Regional

Polícia desbarata golpistas em Lins

Lilian Grasiela
| Tempo de leitura: 2 min

Lins - A falta de sorte de uma quadrilha que se aproveitava da boa fé de pessoas doentes para aplicar golpes em Lins (102 quilômetros de Bauru) resultou ontem na prisão de nove pessoas, todas naturais da Bahia, e do proprietário do hotel onde o grupo estava hospedado na região central da cidade. O dono do estabelecimento foi preso por permitir que a quadrilha utilizasse o hotel para praticar os crimes.

O delegado titular da Delegacia de Investigações Gerais (DIG) de Lins, Welinton Martinez Hernandes, disse que a polícia já vinha investigando a quadrilha com base no registro de um caso de estelionato ocorrido em agosto. A falta de sorte dos estelionatários que, anteontem, abordaram a vítima desse golpe pela segunda vez, fez com que a polícia iniciasse a busca aos golpistas.

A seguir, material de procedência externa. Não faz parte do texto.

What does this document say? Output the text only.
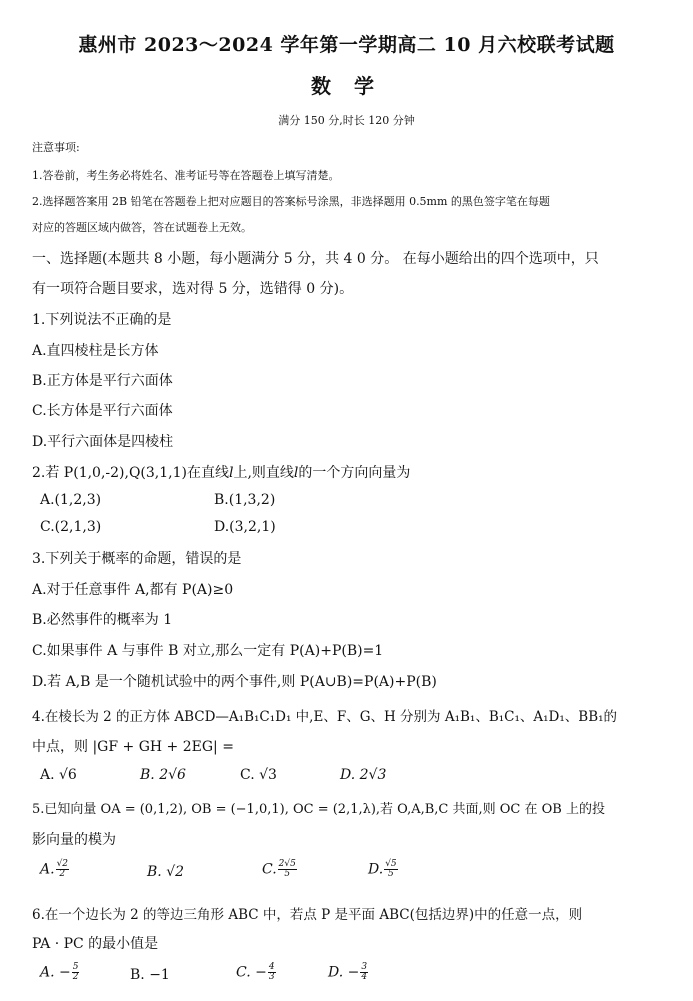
惠州市 2023～2024 学年第一学期高二 10 月六校联考试题
数 学
满分 150 分,时长 120 分钟
注意事项:
1.答卷前，考生务必将姓名、准考证号等在答题卷上填写清楚。
2.选择题答案用 2B 铅笔在答题卷上把对应题目的答案标号涂黑，非选择题用 0.5mm 的黑色签字笔在每题
对应的答题区域内做答，答在试题卷上无效。
一、选择题(本题共 8 小题，每小题满分 5 分，共 4 0 分。 在每小题给出的四个选项中，只
有一项符合题目要求，选对得 5 分，选错得 0 分)。
1.下列说法不正确的是
A.直四棱柱是长方体
B.正方体是平行六面体
C.长方体是平行六面体
D.平行六面体是四棱柱
2.若 P(1,0,-2),Q(3,1,1)在直线l上,则直线l的一个方向向量为
A.(1,2,3)	B.(1,3,2)
C.(2,1,3)	D.(3,2,1)
3.下列关于概率的命题，错误的是
A.对于任意事件 A,都有 P(A)≥0
B.必然事件的概率为 1
C.如果事件 A 与事件 B 对立,那么一定有 P(A)+P(B)=1
D.若 A,B 是一个随机试验中的两个事件,则 P(A∪B)=P(A)+P(B)
4.在棱长为 2 的正方体 ABCD—A₁B₁C₁D₁ 中,E、F、G、H 分别为 A₁B₁、B₁C₁、A₁D₁、BB₁的
中点，则 |GF + GH + 2EG| =
A. √6	B. 2√6	C. √3	D. 2√3
5.已知向量 OA = (0,1,2), OB = (−1,0,1), OC = (2,1,λ),若 O,A,B,C 共面,则 OC 在 OB 上的投
影向量的模为
A. $\frac{√2}{2}$	B. √2	C. $\frac{2√5}{5}$	D. $\frac{√5}{5}$
6.在一个边长为 2 的等边三角形 ABC 中，若点 P 是平面 ABC(包括边界)中的任意一点，则
PA · PC 的最小值是
A. − $\frac{5}{2}$	B. −1	C. − $\frac{4}{3}$	D. − $\frac{3}{4}$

Segundo o delegado, com base no relato da vítima, um senhor de idade que perdeu R$ 2,4 mil acreditando que iria ser curado de uma diabetes, possibilitou chegar ao local que o grupo estava hospedado. “É a segunda vez que eles usam aquele hotel para aplicar esses golpes”, explica. “Nós verificamos que o quarto é todo montado. Ele (dono) emprestou móveis para que eles montassem o altar”.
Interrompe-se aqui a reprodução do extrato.